I'm now interested enough to try run one myself and see how it suits my personal workflow. So I have a few questions:

1) How can I set up a LLM locally with good effort/reward ratio? I don't want to spend hours setting up something unreliable that needs constant modification - moreso something I can just interact with easily from a web UI/CLI when I need to.

2) Is there an easy way to keep up to date with LLMs so I can update to newer models as they become popular to get the best results?

Note that I'm only looking for self hosted, Linux compatible solutions!




My first stop would be llama.cpp and compatible models on your own machine. You should be able to run quantized 7B and 13B models, try them out and see if they work.

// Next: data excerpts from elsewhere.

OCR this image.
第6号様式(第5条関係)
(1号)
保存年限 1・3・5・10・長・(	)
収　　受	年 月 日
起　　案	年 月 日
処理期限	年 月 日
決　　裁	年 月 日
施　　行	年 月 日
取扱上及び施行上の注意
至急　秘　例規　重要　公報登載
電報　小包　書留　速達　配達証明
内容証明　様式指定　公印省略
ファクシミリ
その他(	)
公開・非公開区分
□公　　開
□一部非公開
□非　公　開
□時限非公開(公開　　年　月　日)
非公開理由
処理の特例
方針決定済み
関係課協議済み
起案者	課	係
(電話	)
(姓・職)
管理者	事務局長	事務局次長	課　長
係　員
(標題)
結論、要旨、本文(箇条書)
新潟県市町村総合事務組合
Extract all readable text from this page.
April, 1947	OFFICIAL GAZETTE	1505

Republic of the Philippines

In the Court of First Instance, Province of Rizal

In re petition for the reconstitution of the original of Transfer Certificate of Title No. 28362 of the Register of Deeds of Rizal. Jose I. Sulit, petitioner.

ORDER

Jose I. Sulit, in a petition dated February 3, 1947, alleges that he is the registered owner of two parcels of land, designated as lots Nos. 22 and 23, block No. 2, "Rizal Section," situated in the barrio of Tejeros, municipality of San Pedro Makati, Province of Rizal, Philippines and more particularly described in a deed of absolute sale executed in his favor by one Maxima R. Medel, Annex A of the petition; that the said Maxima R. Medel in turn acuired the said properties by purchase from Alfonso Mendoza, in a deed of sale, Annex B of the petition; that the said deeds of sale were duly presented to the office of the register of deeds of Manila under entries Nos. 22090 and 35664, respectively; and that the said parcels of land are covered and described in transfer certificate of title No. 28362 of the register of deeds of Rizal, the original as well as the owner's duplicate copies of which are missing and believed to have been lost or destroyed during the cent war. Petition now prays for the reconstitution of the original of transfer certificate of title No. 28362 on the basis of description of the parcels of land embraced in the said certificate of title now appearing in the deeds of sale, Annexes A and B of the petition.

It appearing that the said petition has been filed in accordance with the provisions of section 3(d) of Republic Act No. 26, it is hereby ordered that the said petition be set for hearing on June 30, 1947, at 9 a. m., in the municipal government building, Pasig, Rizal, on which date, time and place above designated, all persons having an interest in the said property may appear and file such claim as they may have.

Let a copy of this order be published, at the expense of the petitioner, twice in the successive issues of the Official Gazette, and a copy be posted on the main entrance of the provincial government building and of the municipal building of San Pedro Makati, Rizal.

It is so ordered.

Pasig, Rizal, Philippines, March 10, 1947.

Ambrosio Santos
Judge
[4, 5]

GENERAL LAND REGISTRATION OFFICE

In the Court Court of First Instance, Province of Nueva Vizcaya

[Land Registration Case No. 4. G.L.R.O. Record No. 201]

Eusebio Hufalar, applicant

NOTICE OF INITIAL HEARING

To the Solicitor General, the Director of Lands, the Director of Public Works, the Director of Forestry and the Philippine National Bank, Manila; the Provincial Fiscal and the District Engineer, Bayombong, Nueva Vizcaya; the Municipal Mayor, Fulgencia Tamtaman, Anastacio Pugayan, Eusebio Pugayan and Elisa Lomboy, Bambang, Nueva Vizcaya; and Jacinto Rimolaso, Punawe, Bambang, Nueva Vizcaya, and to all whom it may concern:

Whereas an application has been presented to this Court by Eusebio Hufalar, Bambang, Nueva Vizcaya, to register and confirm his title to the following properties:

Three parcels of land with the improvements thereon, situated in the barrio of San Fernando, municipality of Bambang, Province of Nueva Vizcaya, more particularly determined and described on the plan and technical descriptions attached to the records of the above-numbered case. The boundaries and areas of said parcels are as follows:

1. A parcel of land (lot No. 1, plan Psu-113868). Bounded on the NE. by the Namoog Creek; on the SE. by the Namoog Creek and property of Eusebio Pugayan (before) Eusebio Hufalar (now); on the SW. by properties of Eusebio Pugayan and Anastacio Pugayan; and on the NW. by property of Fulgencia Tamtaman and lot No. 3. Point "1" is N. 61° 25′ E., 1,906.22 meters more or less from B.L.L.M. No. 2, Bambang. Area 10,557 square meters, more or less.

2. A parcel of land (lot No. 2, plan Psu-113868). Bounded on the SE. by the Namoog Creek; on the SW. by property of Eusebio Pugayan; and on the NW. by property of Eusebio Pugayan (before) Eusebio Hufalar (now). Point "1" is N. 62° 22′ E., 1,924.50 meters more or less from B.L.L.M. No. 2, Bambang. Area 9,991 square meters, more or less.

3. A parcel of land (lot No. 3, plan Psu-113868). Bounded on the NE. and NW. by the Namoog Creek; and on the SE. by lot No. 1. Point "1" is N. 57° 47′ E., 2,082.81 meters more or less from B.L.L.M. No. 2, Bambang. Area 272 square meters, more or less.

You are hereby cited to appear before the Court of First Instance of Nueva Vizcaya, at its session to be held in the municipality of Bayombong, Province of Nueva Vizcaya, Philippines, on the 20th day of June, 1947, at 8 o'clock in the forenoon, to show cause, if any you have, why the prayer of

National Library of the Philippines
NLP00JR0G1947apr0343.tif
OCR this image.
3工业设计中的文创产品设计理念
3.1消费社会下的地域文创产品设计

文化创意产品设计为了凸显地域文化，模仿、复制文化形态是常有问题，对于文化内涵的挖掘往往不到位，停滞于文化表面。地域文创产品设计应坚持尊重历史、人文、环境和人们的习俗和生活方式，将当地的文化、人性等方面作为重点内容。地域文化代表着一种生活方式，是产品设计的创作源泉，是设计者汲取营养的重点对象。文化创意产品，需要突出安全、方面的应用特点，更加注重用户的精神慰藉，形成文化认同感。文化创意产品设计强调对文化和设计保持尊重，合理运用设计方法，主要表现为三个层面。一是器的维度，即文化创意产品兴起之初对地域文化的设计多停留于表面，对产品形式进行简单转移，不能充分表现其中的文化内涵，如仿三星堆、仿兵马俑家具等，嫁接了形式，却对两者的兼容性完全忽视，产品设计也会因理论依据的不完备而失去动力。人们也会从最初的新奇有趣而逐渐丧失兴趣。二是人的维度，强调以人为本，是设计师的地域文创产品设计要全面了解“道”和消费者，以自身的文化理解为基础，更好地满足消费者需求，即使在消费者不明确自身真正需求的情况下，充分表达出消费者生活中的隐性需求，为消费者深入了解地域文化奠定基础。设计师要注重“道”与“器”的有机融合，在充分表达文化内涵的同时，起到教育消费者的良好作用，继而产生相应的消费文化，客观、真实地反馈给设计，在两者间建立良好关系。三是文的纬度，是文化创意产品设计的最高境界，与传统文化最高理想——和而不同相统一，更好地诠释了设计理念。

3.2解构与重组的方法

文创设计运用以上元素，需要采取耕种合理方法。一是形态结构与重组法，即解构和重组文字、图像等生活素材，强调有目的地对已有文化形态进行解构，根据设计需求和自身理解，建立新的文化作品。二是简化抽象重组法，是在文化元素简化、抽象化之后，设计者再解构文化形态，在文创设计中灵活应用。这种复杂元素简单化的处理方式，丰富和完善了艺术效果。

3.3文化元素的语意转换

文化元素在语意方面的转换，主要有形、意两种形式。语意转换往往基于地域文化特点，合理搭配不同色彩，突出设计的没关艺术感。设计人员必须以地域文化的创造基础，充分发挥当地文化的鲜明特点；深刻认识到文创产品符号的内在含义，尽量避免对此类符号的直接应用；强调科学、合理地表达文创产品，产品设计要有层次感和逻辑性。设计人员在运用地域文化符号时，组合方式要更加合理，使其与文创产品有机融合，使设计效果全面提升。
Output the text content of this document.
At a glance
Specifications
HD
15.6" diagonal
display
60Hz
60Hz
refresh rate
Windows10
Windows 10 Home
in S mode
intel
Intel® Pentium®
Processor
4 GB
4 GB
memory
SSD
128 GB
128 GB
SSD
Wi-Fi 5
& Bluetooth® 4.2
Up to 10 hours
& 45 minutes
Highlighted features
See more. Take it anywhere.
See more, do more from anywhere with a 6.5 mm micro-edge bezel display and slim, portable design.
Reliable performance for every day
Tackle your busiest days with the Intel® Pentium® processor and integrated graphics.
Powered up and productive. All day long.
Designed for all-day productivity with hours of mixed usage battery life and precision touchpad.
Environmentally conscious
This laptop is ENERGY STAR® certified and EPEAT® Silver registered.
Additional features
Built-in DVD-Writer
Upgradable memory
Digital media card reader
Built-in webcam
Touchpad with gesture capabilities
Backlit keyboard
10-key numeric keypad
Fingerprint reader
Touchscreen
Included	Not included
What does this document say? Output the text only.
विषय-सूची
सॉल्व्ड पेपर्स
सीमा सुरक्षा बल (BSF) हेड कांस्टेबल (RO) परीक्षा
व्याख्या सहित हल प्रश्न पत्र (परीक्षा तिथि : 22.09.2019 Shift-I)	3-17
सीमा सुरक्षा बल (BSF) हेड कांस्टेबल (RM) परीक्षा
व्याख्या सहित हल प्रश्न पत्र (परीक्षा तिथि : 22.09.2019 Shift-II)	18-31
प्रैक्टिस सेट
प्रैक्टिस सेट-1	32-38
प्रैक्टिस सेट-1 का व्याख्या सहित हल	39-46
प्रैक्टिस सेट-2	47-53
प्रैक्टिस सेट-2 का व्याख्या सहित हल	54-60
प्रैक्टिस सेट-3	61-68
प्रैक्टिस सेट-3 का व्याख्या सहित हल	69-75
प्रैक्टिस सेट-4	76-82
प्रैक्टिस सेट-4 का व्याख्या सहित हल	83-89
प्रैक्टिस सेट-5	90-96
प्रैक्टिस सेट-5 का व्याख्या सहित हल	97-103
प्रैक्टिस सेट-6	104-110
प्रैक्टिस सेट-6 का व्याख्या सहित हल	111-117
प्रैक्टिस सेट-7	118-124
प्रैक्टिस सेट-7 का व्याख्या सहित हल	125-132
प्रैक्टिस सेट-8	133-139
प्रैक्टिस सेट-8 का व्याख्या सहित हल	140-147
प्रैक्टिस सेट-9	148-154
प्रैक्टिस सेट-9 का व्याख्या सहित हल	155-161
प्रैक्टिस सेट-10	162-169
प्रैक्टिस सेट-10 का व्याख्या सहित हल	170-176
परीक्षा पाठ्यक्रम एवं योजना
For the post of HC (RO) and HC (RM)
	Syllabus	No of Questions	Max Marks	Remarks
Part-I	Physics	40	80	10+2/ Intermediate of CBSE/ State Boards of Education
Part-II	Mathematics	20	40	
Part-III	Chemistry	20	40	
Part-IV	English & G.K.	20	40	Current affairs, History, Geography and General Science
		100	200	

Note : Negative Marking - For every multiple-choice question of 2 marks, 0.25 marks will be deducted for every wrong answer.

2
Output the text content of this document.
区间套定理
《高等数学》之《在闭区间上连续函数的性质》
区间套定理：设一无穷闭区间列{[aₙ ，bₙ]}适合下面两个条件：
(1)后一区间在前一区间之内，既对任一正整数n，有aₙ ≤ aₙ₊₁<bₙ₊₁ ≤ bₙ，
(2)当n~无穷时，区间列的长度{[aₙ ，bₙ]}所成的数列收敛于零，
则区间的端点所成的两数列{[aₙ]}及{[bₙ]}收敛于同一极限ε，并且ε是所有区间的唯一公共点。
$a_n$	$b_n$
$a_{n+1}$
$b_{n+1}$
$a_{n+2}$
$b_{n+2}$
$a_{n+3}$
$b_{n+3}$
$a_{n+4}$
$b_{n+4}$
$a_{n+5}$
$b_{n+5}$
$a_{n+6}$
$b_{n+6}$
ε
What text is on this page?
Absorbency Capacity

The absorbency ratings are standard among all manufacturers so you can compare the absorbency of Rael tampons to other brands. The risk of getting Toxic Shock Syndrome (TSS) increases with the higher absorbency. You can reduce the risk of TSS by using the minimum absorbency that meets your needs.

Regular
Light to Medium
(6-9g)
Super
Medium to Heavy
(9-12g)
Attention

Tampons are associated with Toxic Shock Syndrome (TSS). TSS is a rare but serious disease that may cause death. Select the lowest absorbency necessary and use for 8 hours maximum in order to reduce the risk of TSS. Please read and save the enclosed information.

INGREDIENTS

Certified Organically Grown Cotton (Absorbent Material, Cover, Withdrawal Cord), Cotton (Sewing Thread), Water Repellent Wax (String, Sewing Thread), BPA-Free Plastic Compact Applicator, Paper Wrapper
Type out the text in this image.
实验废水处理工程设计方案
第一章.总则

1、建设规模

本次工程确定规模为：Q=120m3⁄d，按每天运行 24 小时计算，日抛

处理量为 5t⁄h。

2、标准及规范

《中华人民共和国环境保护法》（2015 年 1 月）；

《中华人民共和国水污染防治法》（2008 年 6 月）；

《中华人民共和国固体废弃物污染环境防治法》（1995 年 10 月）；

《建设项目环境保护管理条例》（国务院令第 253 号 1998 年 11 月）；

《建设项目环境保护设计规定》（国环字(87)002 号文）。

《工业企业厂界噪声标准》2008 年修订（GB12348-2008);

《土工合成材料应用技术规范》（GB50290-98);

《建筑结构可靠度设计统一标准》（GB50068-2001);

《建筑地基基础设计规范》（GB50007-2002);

Though for "personal workflow", unless you want to be able to play with the internals of the models or are worried about privacy, I'd just use ChatGPT (in fact I do, despite having llama.cpp setup to run various models, I always use ChatGPT for personal stuff and programming question)


Thanks, I will look into llama.cpp today :)

I don't have much interest in playing with the internals for now, but I generally like keeping my data personal and the services I use self-maintainable as much as reasonably possible! I also feel like I could find the token limits and price limiting with ChatGPT.


1) what do you want to use it for?

2) /r/localllama is good, and then also the “open llm leaderboard” and the “lmsys llm leaderboard”


1) Some general use cases:

  - Getting familiar with new APIs

  - Bouncing general knowledge questions off it

  - Having "discussions" to interact with it in a Socratic style

  - Giving some "personality" to automated services by calling it as an API
2) Thanks for the pointers! Will check them out today!